Poh opined that the single-use plastic problem could be solved with some innovation.
“Setting up a recycling corner at home is one of the easiest ways to respond to the global call for environmental protection. At this corner, we can put all the non-plastic items such as thermo rice containers, recycling bags, paper or steel straws, water tumblers and steel utensils and cutlery.
“It’s a good reminder to the family to bring non-plastic items for shopping and even eating at food outlets,” she suggested.
Poh said participating in the PTTCB programme made her realise the need to love and protect the environment. She also agreed that a green campaign on reducing plastic waste should start at home.
“Hopefully, people can stop using single-use plastic materials by practising recycling.”
Through the PTTCB programme, Nur Hafyna Bahali has learnt to get the people in her village to respond positively to the say-no-to-plastic campaign.
She especially enjoys creating the programme’s poster campaign. Besides improving her artistic skills, she has from her drawings delivered the message of love for the environment via the campaign.
“I challenged myself to display the poster I sketched at Tamu Tukau in my neighbourhood. I picked this place as my subject because cleanliness there is very poor.
“Waste such as plastic cups, plastic containers and plastic food wrappers left at this market have become an eyesore,” she said.
Nur Hafyna hoped displaying her poster would help raise awareness among the traders and customers of the dire need to take the cleanliness problem seriously and try to solve it.
Picking up litter
Doris Ting felt discarding the bad habit of wanton littering would help keep a place clean and tidy. To her, throwing rubbish away in a responsible manner or helping to clean up a littered area is a “noble culture” that should be encouraged.
“We shouldn’t be ashamed of such a community-minded practice, particularly in public areas. It’s good to show our concern, care and love for the environment,” she said.
Ting admires the waste management practice in countries like Japan.
“The Japanese are very disciplined in managing household waste.
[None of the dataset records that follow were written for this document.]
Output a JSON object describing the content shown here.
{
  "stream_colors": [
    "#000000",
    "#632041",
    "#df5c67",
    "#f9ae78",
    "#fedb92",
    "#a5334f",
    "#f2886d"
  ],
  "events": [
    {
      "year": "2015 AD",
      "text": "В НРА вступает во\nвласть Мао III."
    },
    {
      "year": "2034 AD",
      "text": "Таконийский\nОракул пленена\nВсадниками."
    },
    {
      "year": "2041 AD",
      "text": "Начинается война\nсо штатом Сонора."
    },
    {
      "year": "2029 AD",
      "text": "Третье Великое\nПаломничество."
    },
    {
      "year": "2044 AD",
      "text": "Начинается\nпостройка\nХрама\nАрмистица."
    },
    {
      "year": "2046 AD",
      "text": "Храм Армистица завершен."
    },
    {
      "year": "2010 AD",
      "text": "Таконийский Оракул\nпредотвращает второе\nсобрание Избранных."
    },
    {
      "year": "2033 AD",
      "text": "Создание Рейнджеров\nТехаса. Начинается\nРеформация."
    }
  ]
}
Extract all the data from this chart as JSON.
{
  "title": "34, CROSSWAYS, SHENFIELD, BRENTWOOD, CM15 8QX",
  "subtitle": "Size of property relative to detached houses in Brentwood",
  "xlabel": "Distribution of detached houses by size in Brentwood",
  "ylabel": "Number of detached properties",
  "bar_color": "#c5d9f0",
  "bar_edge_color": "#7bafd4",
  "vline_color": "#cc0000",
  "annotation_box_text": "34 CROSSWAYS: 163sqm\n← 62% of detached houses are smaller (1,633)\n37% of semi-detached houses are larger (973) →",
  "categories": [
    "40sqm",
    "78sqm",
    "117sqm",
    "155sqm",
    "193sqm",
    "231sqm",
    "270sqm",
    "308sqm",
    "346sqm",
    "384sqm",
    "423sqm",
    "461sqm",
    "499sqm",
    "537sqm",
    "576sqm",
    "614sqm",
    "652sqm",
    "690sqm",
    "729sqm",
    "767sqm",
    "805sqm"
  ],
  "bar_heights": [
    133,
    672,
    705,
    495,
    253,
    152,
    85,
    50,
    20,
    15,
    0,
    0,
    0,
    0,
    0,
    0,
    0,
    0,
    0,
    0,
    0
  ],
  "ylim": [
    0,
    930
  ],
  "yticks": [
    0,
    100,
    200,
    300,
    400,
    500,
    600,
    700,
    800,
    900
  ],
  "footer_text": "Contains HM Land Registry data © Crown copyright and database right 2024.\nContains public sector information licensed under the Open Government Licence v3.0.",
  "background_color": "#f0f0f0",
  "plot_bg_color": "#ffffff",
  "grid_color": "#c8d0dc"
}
They also subscribe to the good practice of rubbish segregation to support recycling programmes.”
The community plays an important role in addressing the issue of reduced plastic usage.
Marjorie Diane agreed that schools, in particular, must continue to emphasise the importance of environmental preservation.
Under the PTTCB programme, she and her team members have worked closely with their Nature Club on a plastic waste segregation project at the school to raise environmental awareness among the students and encourage them to apply what they have practised in school to their homes.
For starters, they will collect and sort out plastic bottles and aluminium cans for recycling.
“Plastic bottles collected can be sent to Taiwan for recycling and turned into blankets which can be used by the hospital patients and victims of earthquakes, tsunami, floods and hurricanes at natural disaster relief centres around the world,” Marjorie said.
The team members will also work closely with the school canteen operator on the No Plastic Day Campaign every Friday. They already got the green light from the school’s acting principal to proceed.
Marjorie said the canteen operator would only use paper wrappers for packaging food on Fridays to support the campaign.
The Nature Club hopes this will become a common practice in the school.